The second major theme of this chapter has been that technology prompts significant changes in the nature of mathematics that is assessed, and this creates new challenges for teachers and examiners. Creativity is needed to design assessment items which show what mathematical values are held important, and to design systems that are equitable, encourage good learning and focus the attention of teachers and students on mathematical knowledge that is important for the future.

Assessment should focus on the mathematical knowledge and skills that are most valuable. Technology, including dynamic geometry, spreadsheets, and calculators, enables students to explore mathematical ideas for themselves, formulating and testing and resolving hypotheses, so some assessment with technology needs to be without time pressure so that students can show these abilities. Similarly, some extended assessment can look at the whole modelling cycle, from formulating a problem mathematically, to solving it and interpreting the results; a process which technology assists at a number of points. Since technology takes over much of the routine work of solving, even examinations now need to look beyond assessing a narrow bandwidth of mathematical activity. Good assessment practices which permit technology use will be powerful in ensuring that systems achieve the higher-order thinking benefits that educators seek from technology in schools. Designing good assessments with technology also needs to pay attention to equity. High performance in school mathematics is often associated with social advantage, so it is important that use of technology in class or in assessment does not operate to limit further the achievement of socially and economically disadvantaged students. To accomplish all of these goals, assessors need to be very familiar with the capabilities of the technologies permitted and the sometimes unexpected ways in which students might use them.
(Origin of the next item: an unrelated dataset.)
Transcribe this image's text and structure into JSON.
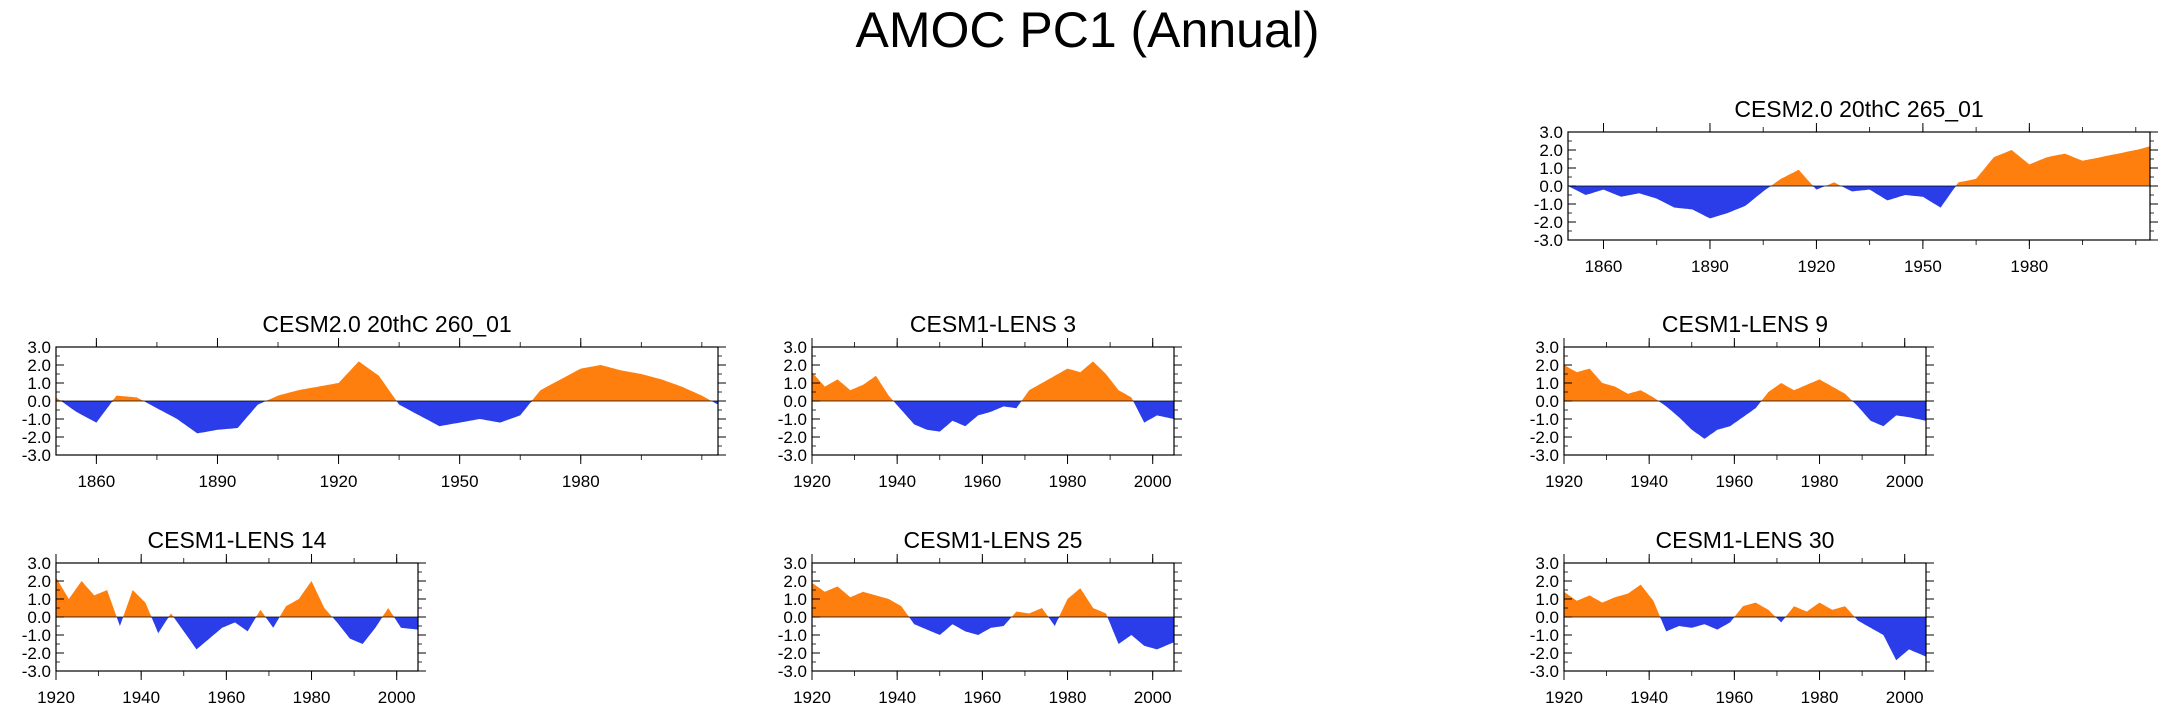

In summary, new technologies offer considerable potential to provide the capability to support authentic assessments of complex mathematical activity, and to monitor unobtrusively how students interact with the tasks, thus supporting the development of sophisticated models of student proficiency that support the provision of high-quality feedback. Although recent developments in assessment with technology seems to have focussed primarily on the delivery of rich audio–visual content, the real power of computerized assessment is likely, in the future, to be in the creation of learning environments in which students use a range of information resources, engage with powerful software for problem solving, and collaborate with other students.